Enter Jerry Ford who swept her off her feet, another naval officer and athletic footballer, they eloped and lived happily ever after. After brief spell as a reporter, photographic stylist and models secretary Eileen and Jerry set up their own modelling agency enterprise. With her eye and his management skills they were destined to dominate the international modelling scene.
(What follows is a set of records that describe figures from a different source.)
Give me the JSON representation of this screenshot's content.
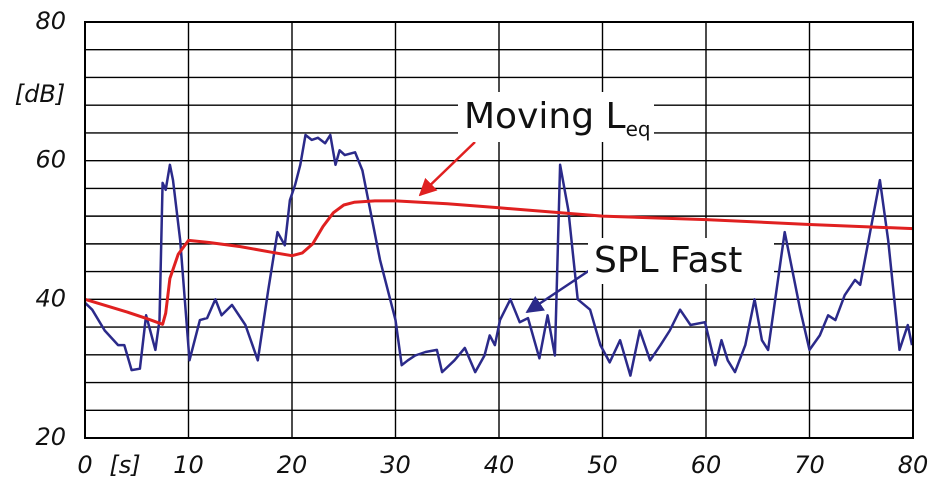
{
  "chart_data": {
    "type": "line",
    "xlabel": "[s]",
    "ylabel": "[dB]",
    "xlim": [
      0,
      80
    ],
    "ylim": [
      20,
      80
    ],
    "xticks": [
      0,
      10,
      20,
      30,
      40,
      50,
      60,
      70,
      80
    ],
    "yticks": [
      20,
      40,
      60,
      80
    ],
    "ygrid": [
      20,
      24,
      28,
      32,
      36,
      40,
      44,
      48,
      52,
      56,
      60,
      64,
      68,
      72,
      76,
      80
    ],
    "grid": true,
    "annotations": [
      {
        "text": "Moving L",
        "subscript": "eq",
        "color": "#e02020"
      },
      {
        "text": "SPL Fast",
        "color": "#2b2a8a"
      }
    ],
    "series": [
      {
        "name": "SPL Fast",
        "color": "#2b2a8a",
        "x": [
          0,
          0.7,
          1.9,
          3.2,
          3.8,
          4.5,
          5.3,
          5.9,
          6.3,
          6.8,
          7.2,
          7.5,
          7.8,
          8.2,
          8.5,
          9.2,
          10.1,
          11.1,
          11.8,
          12.6,
          13.2,
          14.2,
          15.5,
          16.7,
          17.7,
          18.6,
          19.3,
          19.8,
          20.3,
          20.8,
          21.3,
          21.9,
          22.5,
          23.2,
          23.7,
          24.2,
          24.6,
          25.1,
          26.1,
          26.8,
          28.5,
          30,
          30.6,
          31.2,
          31.9,
          32.9,
          34,
          34.5,
          35.7,
          36.7,
          37.7,
          38.6,
          39.1,
          39.6,
          40.1,
          41.1,
          42,
          42.8,
          43.9,
          44.7,
          45.4,
          45.9,
          46.7,
          47.6,
          48.8,
          49.8,
          50.7,
          51.7,
          52.7,
          53.6,
          54.6,
          55.6,
          56.5,
          57.5,
          58.5,
          59.9,
          60.9,
          61.5,
          62.1,
          62.8,
          63.8,
          64.7,
          65.4,
          66,
          67.6,
          69.1,
          70,
          71,
          71.8,
          72.5,
          73.4,
          74.4,
          74.9,
          76.8,
          77.6,
          78.7,
          79.5,
          79.9
        ],
        "values": [
          39.5,
          38.5,
          35.5,
          33.4,
          33.4,
          29.8,
          30,
          37.7,
          35.5,
          32.7,
          37,
          56.8,
          55.8,
          59.4,
          57.2,
          48.5,
          31.2,
          37,
          37.3,
          40,
          37.7,
          39.2,
          36.3,
          31.2,
          41.3,
          49.7,
          47.8,
          54.3,
          56.5,
          59.4,
          63.7,
          63,
          63.3,
          62.5,
          63.7,
          59.4,
          61.5,
          60.8,
          61.2,
          58.6,
          45.7,
          37,
          30.5,
          31.2,
          31.9,
          32.4,
          32.7,
          29.5,
          31.2,
          33,
          29.5,
          31.9,
          34.8,
          33.4,
          37,
          40,
          36.7,
          37.3,
          31.5,
          37.7,
          31.9,
          59.4,
          52.9,
          40,
          38.5,
          33.4,
          30.9,
          34.1,
          29,
          35.5,
          31.2,
          33.4,
          35.5,
          38.5,
          36.3,
          36.7,
          30.5,
          34.1,
          31.2,
          29.5,
          33.4,
          40,
          34.1,
          32.7,
          49.7,
          38.5,
          32.7,
          34.8,
          37.7,
          37,
          40.6,
          42.8,
          42.1,
          57.2,
          48.5,
          32.7,
          36.3,
          33.4
        ]
      },
      {
        "name": "Moving Leq",
        "color": "#e02020",
        "x": [
          0,
          2,
          4,
          6,
          7.5,
          7.8,
          8.2,
          9,
          10,
          12,
          15,
          18,
          20,
          21,
          22,
          23,
          24,
          25,
          26,
          28,
          30,
          35,
          40,
          50,
          60,
          70,
          80
        ],
        "values": [
          40,
          39.1,
          38.2,
          37.2,
          36.4,
          38,
          43,
          46.5,
          48.5,
          48.2,
          47.6,
          46.8,
          46.3,
          46.7,
          48,
          50.5,
          52.5,
          53.6,
          54,
          54.2,
          54.2,
          53.8,
          53.2,
          52,
          51.5,
          50.8,
          50.2
        ]
      }
    ]
  }
}
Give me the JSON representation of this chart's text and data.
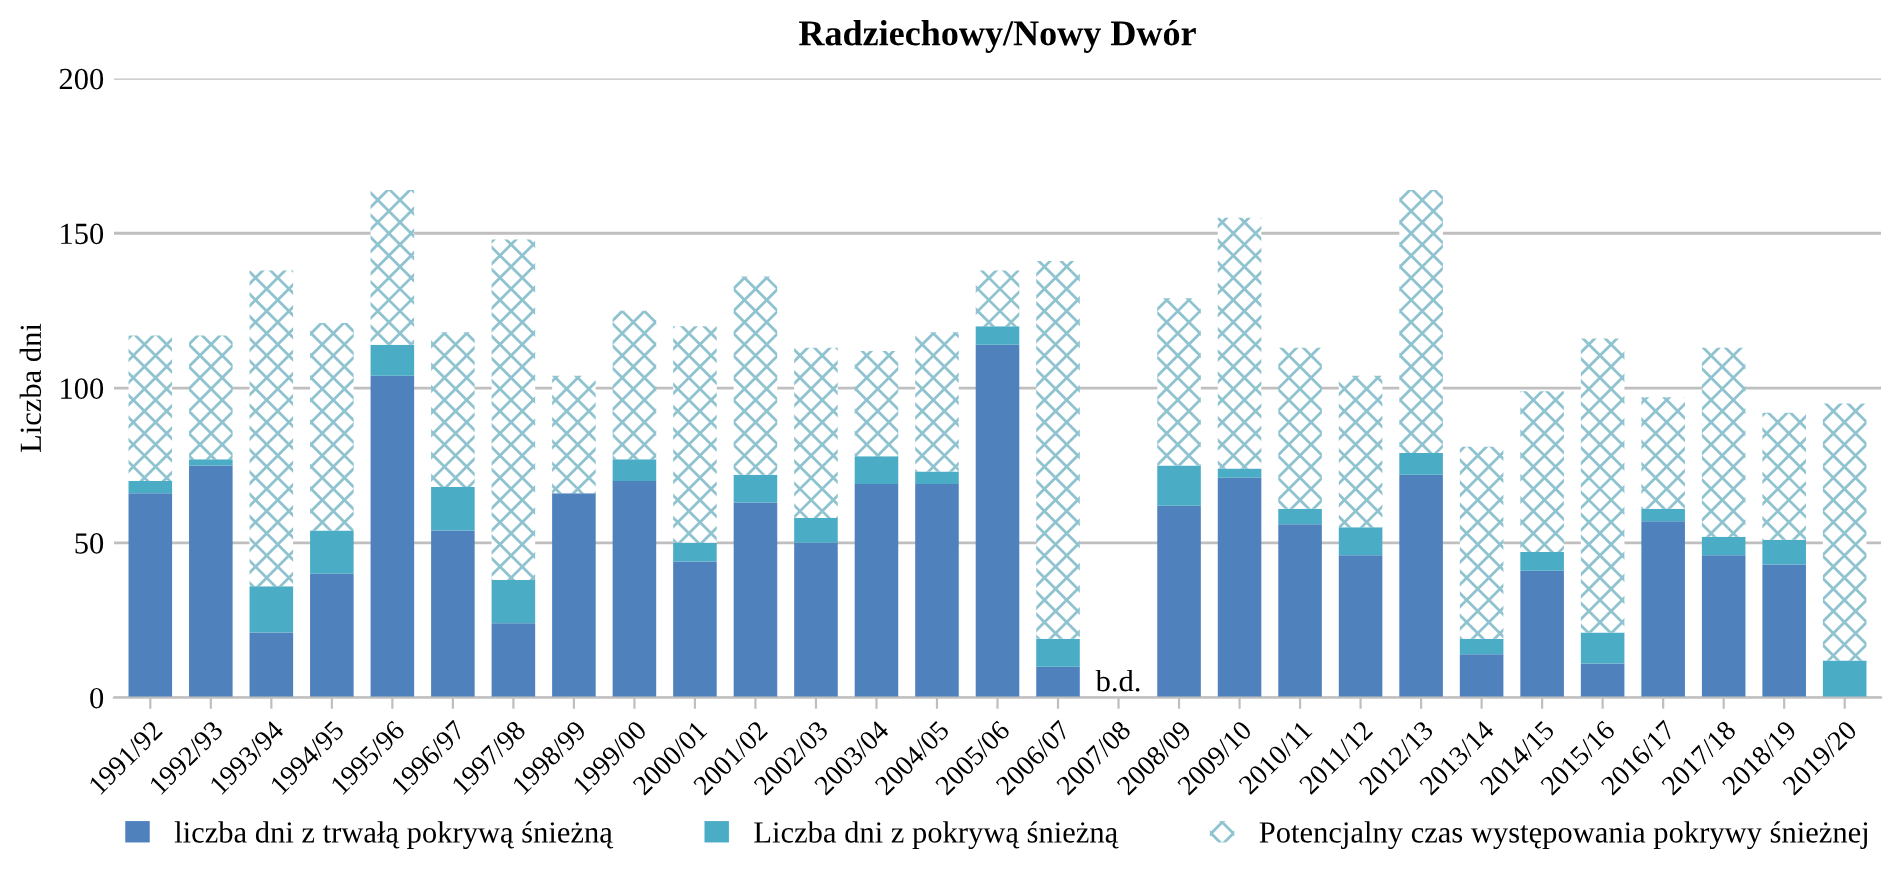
{
  "chart_data": {
    "type": "bar",
    "stacked": true,
    "title": "Radziechowy/Nowy Dwór",
    "ylabel": "Liczba dni",
    "categories": [
      "1991/92",
      "1992/93",
      "1993/94",
      "1994/95",
      "1995/96",
      "1996/97",
      "1997/98",
      "1998/99",
      "1999/00",
      "2000/01",
      "2001/02",
      "2002/03",
      "2003/04",
      "2004/05",
      "2005/06",
      "2006/07",
      "2007/08",
      "2008/09",
      "2009/10",
      "2010/11",
      "2011/12",
      "2012/13",
      "2013/14",
      "2014/15",
      "2015/16",
      "2016/17",
      "2017/18",
      "2018/19",
      "2019/20"
    ],
    "series": [
      {
        "name": "liczba dni z trwałą pokrywą śnieżną",
        "color": "#4f81bd",
        "values": [
          66,
          75,
          21,
          40,
          104,
          54,
          24,
          66,
          70,
          44,
          63,
          50,
          69,
          69,
          114,
          10,
          null,
          62,
          71,
          56,
          46,
          72,
          14,
          41,
          11,
          57,
          46,
          43,
          0
        ]
      },
      {
        "name": "Liczba dni z pokrywą śnieżną",
        "color": "#4bacc6",
        "values": [
          4,
          2,
          15,
          14,
          10,
          14,
          14,
          0,
          7,
          6,
          9,
          8,
          9,
          4,
          6,
          9,
          null,
          13,
          3,
          5,
          9,
          7,
          5,
          6,
          10,
          4,
          6,
          8,
          12
        ]
      },
      {
        "name": "Potencjalny czas występowania pokrywy śnieżnej",
        "color": "#8fc3d0",
        "values": [
          47,
          40,
          102,
          67,
          50,
          50,
          110,
          38,
          48,
          70,
          64,
          55,
          34,
          45,
          18,
          122,
          null,
          54,
          81,
          52,
          49,
          85,
          62,
          52,
          95,
          36,
          61,
          41,
          83
        ]
      }
    ],
    "ylim": [
      0,
      200
    ],
    "yticks": [
      0,
      50,
      100,
      150,
      200
    ],
    "grid": "y",
    "legend": "bottom",
    "annotations": [
      "b.d."
    ]
  }
}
The Ford’s relentless work ethic and tyrannical brilliance and training often propelled their models into future stratospheric careers beyond modelling.
 
They expanded, developed businesses all over the world for associated creative artists (photographers, make-up artists and hairdressers), children, plus-size and older models and an international talent contest for what became known as the Ford Supermodel of the World.
 
Ford died in 2014 at 92 years, gracefully ageing models were among the 650 guests attending her memorial service at St Thomas’ on Fifth Avenue.
 
Robert Lacey, historian and author of the notable studies of Queen Elizabeth II, The Kingdom of Saudi Arabia and Princess Grace of Monaco, is renowned for his impeccable research which he now brings to “Model Woman”. With access to the agencies records and memorabilia, interviews with Ford family and friends this correspondent, who during those intoxicating times was a fashion editor for British Vogue, can vouch that Lacey presents an acurate and fascinating insight into the trajectory of both the glamourous and treacherous world of the Supermodel and her maker. This is a compelling summer read for fashionistas, published by Harper Collins on July 16th as a hardback and ebook.
 
 
 
“Everywoman can be her own sort of beautiful — all it takes is know how” Eileen Ford.